I’ve been using Vagrant on and off for years, previously using the virtualbox provider. A while back I started using the libvirt provider instead, mainly because it doesn’t require futzing around with kernel drivers on Fedora like virutalbox does.
One significant difference is how synced directories are implemented. NFS is used by default under libvirt.
So when you write:
Vagrant.configure("2") do |config|
config.vm.box = "centos/7"
config.vm.synced_folder "www", "/var/www/html"
end
Vagrant will create an entry in /etc/exports
on your host machine exposed only to the IP address of the box it creates, and insert an entry into /etc/fstab
on the guest/box.
The default Fedora configuration doesn’t work out of the box (assuming you even have NFS installed on your computer).

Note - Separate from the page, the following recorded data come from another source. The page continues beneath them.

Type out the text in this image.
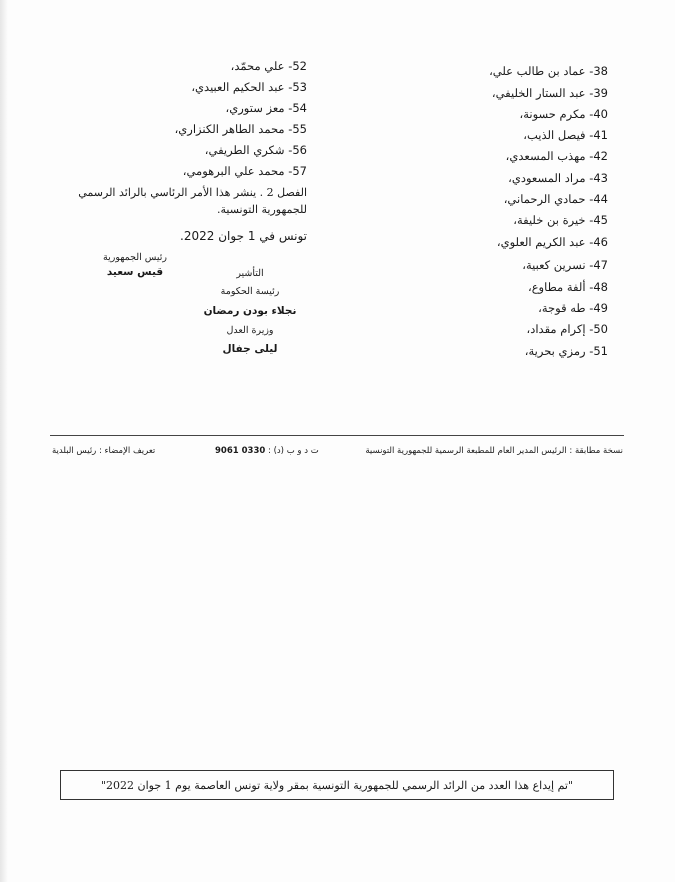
38- عماد بن طالب علي،
39- عبد الستار الخليفي،
40- مكرم حسونة،
41- فيصل الذيب،
42- مهذب المسعدي،
43- مراد المسعودي،
44- حمادي الرحماني،
45- خيرة بن خليفة،
46- عبد الكريم العلوي،
47- نسرين كعبية،
48- ألفة مطاوع،
49- طه قوجة،
50- إكرام مقداد،
51- رمزي بحرية،
52- علي محمّد،
53- عبد الحكيم العبيدي،
54- معز ستوري،
55- محمد الطاهر الكنزاري،
56- شكري الطريفي،
57- محمد علي البرهومي،
الفصل 2 . ينشر هذا الأمر الرئاسي بالرائد الرسمي للجمهورية التونسية.
تونس في 1 جوان 2022.
رئيس الجمهورية
قيس سعيد	التأشير
رئيسة الحكومة
نجلاء بودن رمضان
وزيرة العدل
ليلى جفال
نسخة مطابقة : الرئيس المدير العام للمطبعة الرسمية للجمهورية التونسية
ت د و ب (د) : 0330 9061
تعريف الإمضاء : رئيس البلدية
"تم إيداع هذا العدد من الرائد الرسمي للجمهورية التونسية بمقر ولاية تونس العاصمة يوم 1 جوان 2022"
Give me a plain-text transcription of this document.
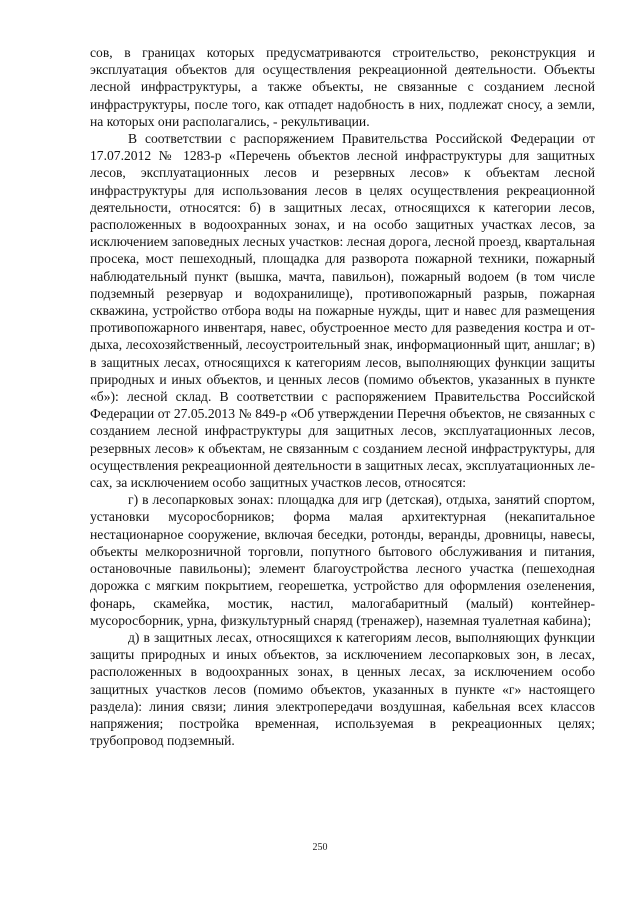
сов, в границах которых предусматриваются строительство, реконструкция и эксплуатация объектов для осуществления рекреационной деятельности. Объекты лесной инфраструктуры, а также объекты, не связанные с созданием лесной инфраструктуры, после того, как отпадет надобность в них, подлежат сносу, а земли, на которых они располагались, - рекультивации.

В соответствии с распоряжением Правительства Российской Федерации от 17.07.2012 № 1283-р «Перечень объектов лесной инфраструктуры для защитных лесов, эксплуатационных лесов и резервных лесов» к объектам лесной инфраструктуры для использования лесов в целях осуществления рекреационной деятельности, относятся: б) в защитных лесах, относящихся к категории лесов, расположенных в водоохранных зонах, и на особо защитных участках лесов, за исключением заповедных лесных участков: лесная дорога, лесной проезд, квартальная просека, мост пешеходный, площадка для разворота пожарной техники, пожарный наблюдательный пункт (вышка, мачта, павильон), пожарный водоем (в том числе подземный резервуар и водохранилище), противопожарный разрыв, пожарная скважина, устройство отбора воды на пожарные нужды, щит и навес для размещения противопожарного инвентаря, навес, обустроенное место для разведения костра и отдыха, лесохозяйственный, лесоустроительный знак, информационный щит, аншлаг; в) в защитных лесах, относящихся к категориям лесов, выполняющих функции защиты природных и иных объектов, и ценных лесов (помимо объектов, указанных в пункте «б»): лесной склад. В соответствии с распоряжением Правительства Российской Федерации от 27.05.2013 № 849-р «Об утверждении Перечня объектов, не связанных с созданием лесной инфраструктуры для защитных лесов, эксплуатационных лесов, резервных лесов» к объектам, не связанным с созданием лесной инфраструктуры, для осуществления рекреационной деятельности в защитных лесах, эксплуатационных лесах, за исключением особо защитных участков лесов, относятся:

г) в лесопарковых зонах: площадка для игр (детская), отдыха, занятий спортом, установки мусоросборников; форма малая архитектурная (некапитальное нестационарное сооружение, включая беседки, ротонды, веранды, дровницы, навесы, объекты мелкорозничной торговли, попутного бытового обслуживания и питания, остановочные павильоны); элемент благоустройства лесного участка (пешеходная дорожка с мягким покрытием, георешетка, устройство для оформления озеленения, фонарь, скамейка, мостик, настил, малогабаритный (малый) контейнер-мусоросборник, урна, физкультурный снаряд (тренажер), наземная туалетная кабина);

д) в защитных лесах, относящихся к категориям лесов, выполняющих функции защиты природных и иных объектов, за исключением лесопарковых зон, в лесах, расположенных в водоохранных зонах, в ценных лесах, за исключением особо защитных участков лесов (помимо объектов, указанных в пункте «г» настоящего раздела): линия связи; линия электропередачи воздушная, кабельная всех классов напряжения; постройка временная, используемая в рекреационных целях; трубопровод подземный.

250
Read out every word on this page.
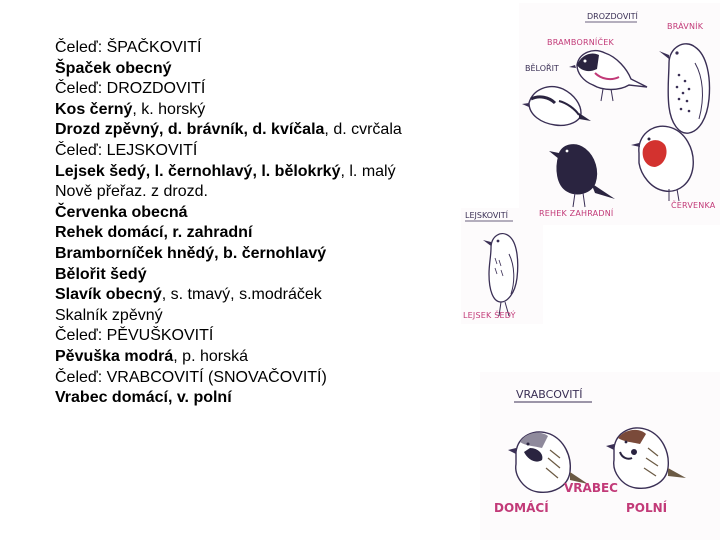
Čeleď: ŠPAČKOVITÍ
Špaček obecný
Čeleď: DROZDOVITÍ
Kos černý, k. horský
Drozd zpěvný, d. brávník, d. kvíčala, d. cvrčala
Čeleď: LEJSKOVITÍ
Lejsek šedý, l. černohlavý, l. bělokrký, l. malý
Nově přeřaz. z drozd.
Červenka obecná
Rehek domácí, r. zahradní
Bramborníček hnědý, b. černohlavý
Bělořit šedý
Slavík obecný, s. tmavý, s.modráček
Skalník zpěvný
Čeleď: PĚVUŠKOVITÍ
Pěvuška modrá, p. horská
Čeleď: VRABCOVITÍ (SNOVAČOVITÍ)
Vrabec domácí, v. polní
DROZDOVITÍ
BRÁVNÍK
BRAMBORNÍČEK
BĚLOŘIT
ČERVENKA
LEJSKOVITÍ	REHEK ZAHRADNÍ
LEJSEK ŠEDÝ
VRABCOVITÍ
VRABEC
DOMÁCÍ	POLNÍ
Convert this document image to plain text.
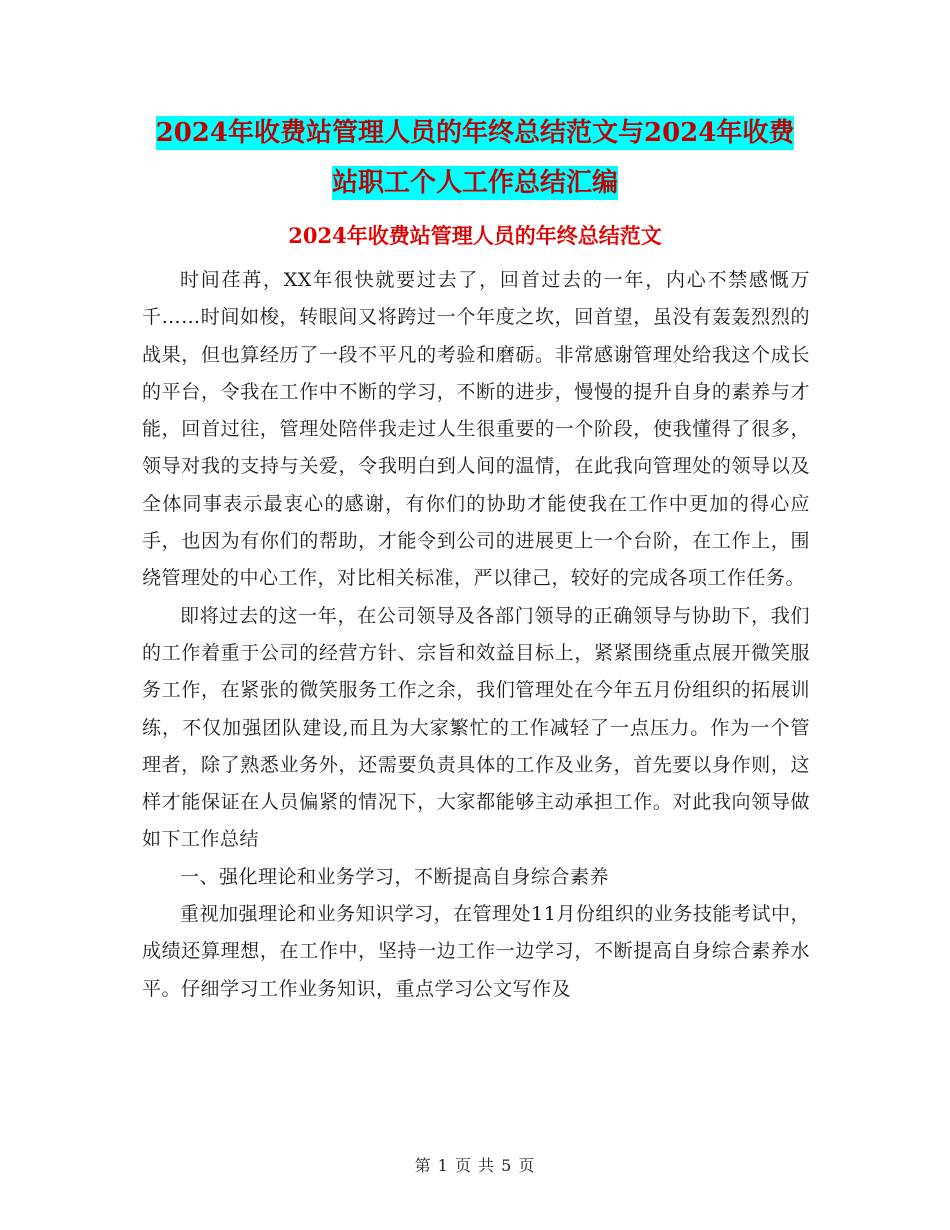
2024年收费站管理人员的年终总结范文与2024年收费
站职工个人工作总结汇编
2024年收费站管理人员的年终总结范文

时间荏苒，XX年很快就要过去了，回首过去的一年，内心不禁感慨万千……时间如梭，转眼间又将跨过一个年度之坎，回首望，虽没有轰轰烈烈的战果，但也算经历了一段不平凡的考验和磨砺。非常感谢管理处给我这个成长的平台，令我在工作中不断的学习，不断的进步，慢慢的提升自身的素养与才能，回首过往，管理处陪伴我走过人生很重要的一个阶段，使我懂得了很多，领导对我的支持与关爱，令我明白到人间的温情，在此我向管理处的领导以及全体同事表示最衷心的感谢，有你们的协助才能使我在工作中更加的得心应手，也因为有你们的帮助，才能令到公司的进展更上一个台阶，在工作上，围绕管理处的中心工作，对比相关标准，严以律己，较好的完成各项工作任务。

即将过去的这一年，在公司领导及各部门领导的正确领导与协助下，我们的工作着重于公司的经营方针、宗旨和效益目标上，紧紧围绕重点展开微笑服务工作，在紧张的微笑服务工作之余，我们管理处在今年五月份组织的拓展训练，不仅加强团队建设,而且为大家繁忙的工作减轻了一点压力。作为一个管理者，除了熟悉业务外，还需要负责具体的工作及业务，首先要以身作则，这样才能保证在人员偏紧的情况下，大家都能够主动承担工作。对此我向领导做如下工作总结

一、强化理论和业务学习，不断提高自身综合素养

重视加强理论和业务知识学习，在管理处11月份组织的业务技能考试中，成绩还算理想，在工作中，坚持一边工作一边学习，不断提高自身综合素养水平。仔细学习工作业务知识，重点学习公文写作及

第 1 页 共 5 页
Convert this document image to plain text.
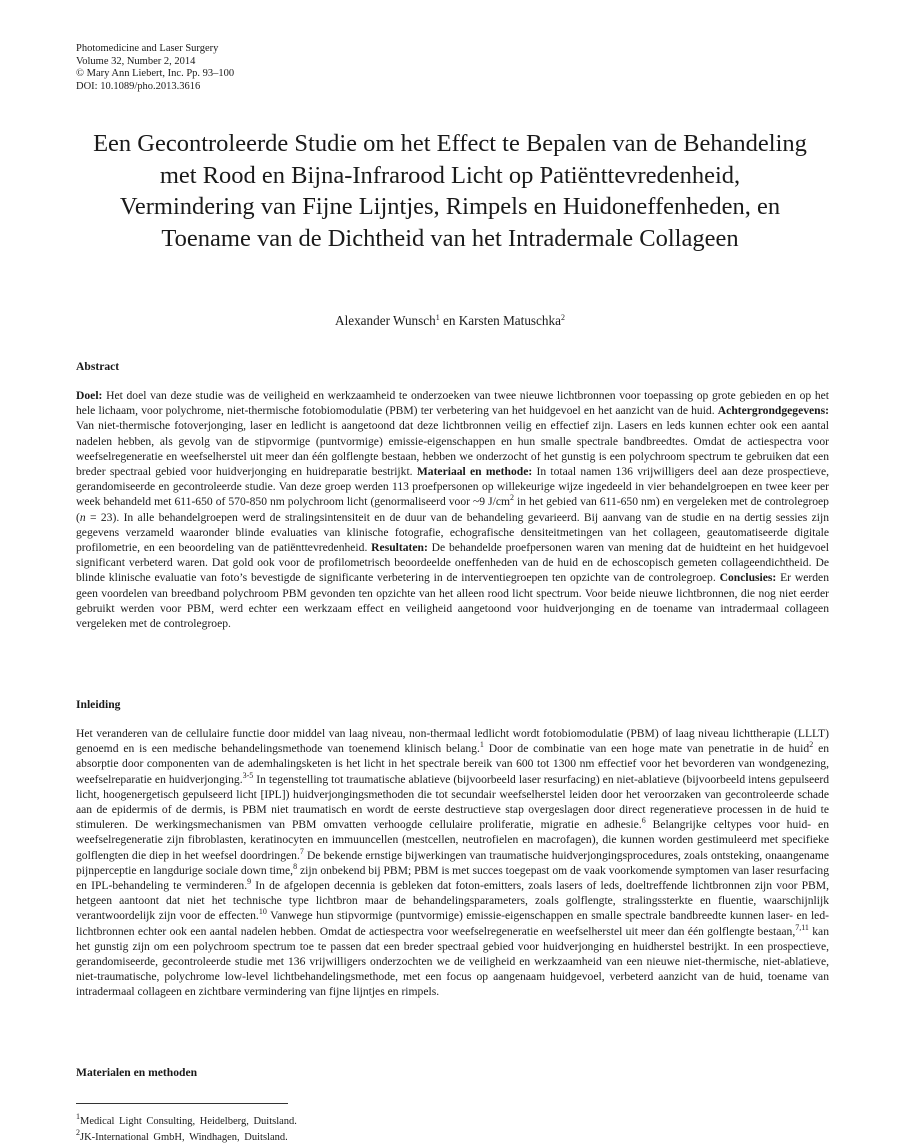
Photomedicine and Laser Surgery
Volume 32, Number 2, 2014
© Mary Ann Liebert, Inc. Pp. 93–100
DOI: 10.1089/pho.2013.3616
Een Gecontroleerde Studie om het Effect te Bepalen van de Behandeling met Rood en Bijna-Infrarood Licht op Patiënttevredenheid, Vermindering van Fijne Lijntjes, Rimpels en Huidoneffenheden, en Toename van de Dichtheid van het Intradermale Collageen
Alexander Wunsch$^1$ en Karsten Matuschka$^2$
Abstract
Doel: Het doel van deze studie was de veiligheid en werkzaamheid te onderzoeken van twee nieuwe lichtbronnen voor toepassing op grote gebieden en op het hele lichaam, voor polychrome, niet-thermische fotobiomodulatie (PBM) ter verbetering van het huidgevoel en het aanzicht van de huid. Achtergrondgegevens: Van niet-thermische fotoverjonging, laser en ledlicht is aangetoond dat deze lichtbronnen veilig en effectief zijn. Lasers en leds kunnen echter ook een aantal nadelen hebben, als gevolg van de stipvormige (puntvormige) emissie-eigenschappen en hun smalle spectrale bandbreedtes. Omdat de actiespectra voor weefselregeneratie en weefselherstel uit meer dan één golflengte bestaan, hebben we onderzocht of het gunstig is een polychroom spectrum te gebruiken dat een breder spectraal gebied voor huidverjonging en huidreparatie bestrijkt. Materiaal en methode: In totaal namen 136 vrijwilligers deel aan deze prospectieve, gerandomiseerde en gecontroleerde studie. Van deze groep werden 113 proefpersonen op willekeurige wijze ingedeeld in vier behandelgroepen en twee keer per week behandeld met 611-650 of 570-850 nm polychroom licht (genormaliseerd voor ~9 $J/cm^2$ in het gebied van 611-650 nm) en vergeleken met de controlegroep (n = 23). In alle behandelgroepen werd de stralingsintensiteit en de duur van de behandeling gevarieerd. Bij aanvang van de studie en na dertig sessies zijn gegevens verzameld waaronder blinde evaluaties van klinische fotografie, echografische densiteitmetingen van het collageen, geautomatiseerde digitale profilometrie, en een beoordeling van de patiënttevredenheid. Resultaten: De behandelde proefpersonen waren van mening dat de huidteint en het huidgevoel significant verbeterd waren. Dat gold ook voor de profilometrisch beoordeelde oneffenheden van de huid en de echoscopisch gemeten collageendichtheid. De blinde klinische evaluatie van foto’s bevestigde de significante verbetering in de interventiegroepen ten opzichte van de controlegroep. Conclusies: Er werden geen voordelen van breedband polychroom PBM gevonden ten opzichte van het alleen rood licht spectrum. Voor beide nieuwe lichtbronnen, die nog niet eerder gebruikt werden voor PBM, werd echter een werkzaam effect en veiligheid aangetoond voor huidverjonging en de toename van intradermaal collageen vergeleken met de controlegroep.
Inleiding
Het veranderen van de cellulaire functie door middel van laag niveau, non-thermaal ledlicht wordt fotobiomodulatie (PBM) of laag niveau lichttherapie (LLLT) genoemd en is een medische behandelingsmethode van toenemend klinisch belang.$^1$ Door de combinatie van een hoge mate van penetratie in de huid$^2$ en absorptie door componenten van de ademhalingsketen is het licht in het spectrale bereik van 600 tot 1300 nm effectief voor het bevorderen van wondgenezing, weefselreparatie en huidverjonging.$^{3-5}$ In tegenstelling tot traumatische ablatieve (bijvoorbeeld laser resurfacing) en niet-ablatieve (bijvoorbeeld intens gepulseerd licht, hoogenergetisch gepulseerd licht [IPL]) huidverjongingsmethoden die tot secundair weefselherstel leiden door het veroorzaken van gecontroleerde schade aan de epidermis of de dermis, is PBM niet traumatisch en wordt de eerste destructieve stap overgeslagen door direct regeneratieve processen in de huid te stimuleren. De werkingsmechanismen van PBM omvatten verhoogde cellulaire proliferatie, migratie en adhesie.$^6$ Belangrijke celtypes voor huid- en weefselregeneratie zijn fibroblasten, keratinocyten en immuuncellen (mestcellen, neutrofielen en macrofagen), die kunnen worden gestimuleerd met specifieke golflengten die diep in het weefsel doordringen.$^7$ De bekende ernstige bijwerkingen van traumatische huidverjongingsprocedures, zoals ontsteking, onaangename pijnperceptie en langdurige sociale down time,$^8$ zijn onbekend bij PBM; PBM is met succes toegepast om de vaak voorkomende symptomen van laser resurfacing en IPL-behandeling te verminderen.$^9$ In de afgelopen decennia is gebleken dat foton-emitters, zoals lasers of leds, doeltreffende lichtbronnen zijn voor PBM, hetgeen aantoont dat niet het technische type lichtbron maar de behandelingsparameters, zoals golflengte, stralingssterkte en fluentie, waarschijnlijk verantwoordelijk zijn voor de effecten.$^{10}$ Vanwege hun stipvormige (puntvormige) emissie-eigenschappen en smalle spectrale bandbreedte kunnen laser- en led-lichtbronnen echter ook een aantal nadelen hebben. Omdat de actiespectra voor weefselregeneratie en weefselherstel uit meer dan één golflengte bestaan,$^{7,11}$ kan het gunstig zijn om een polychroom spectrum toe te passen dat een breder spectraal gebied voor huidverjonging en huidherstel bestrijkt. In een prospectieve, gerandomiseerde, gecontroleerde studie met 136 vrijwilligers onderzochten we de veiligheid en werkzaamheid van een nieuwe niet-thermische, niet-ablatieve, niet-traumatische, polychrome low-level lichtbehandelingsmethode, met een focus op aangenaam huidgevoel, verbeterd aanzicht van de huid, toename van intradermaal collageen en zichtbare vermindering van fijne lijntjes en rimpels.
Materialen en methoden
$^1$Medical Light Consulting, Heidelberg, Duitsland.
$^2$JK-International GmbH, Windhagen, Duitsland.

These steps worked for me:
dnf install nfs-utils
systemctl enable nfs-server
firewall-cmd --zone=trusted --add-source 192.168.122.0/24 --permanent
firewall-cmd --reload
sed -i 's/# udp=n/udp=y/' /etc/nfs.conf
systemctl restart nfs-server
vagrant up
This assumes you’re using the libvirt NAT network driver, and the range it uses is 192.168.122.0/24
.
Vagrant uses udp which is disabled by default in Fedora (and possibly other distributions). The firewall change may not be required, depending on how your system is configured.
Alternatively, you could switch to TCP mode like so:
config.vm.synced_folder "www", "/var/www/html", nfs_udp: false
This has some performance implication, so your use case will inform which option you go for. The NFS documentation has some further details.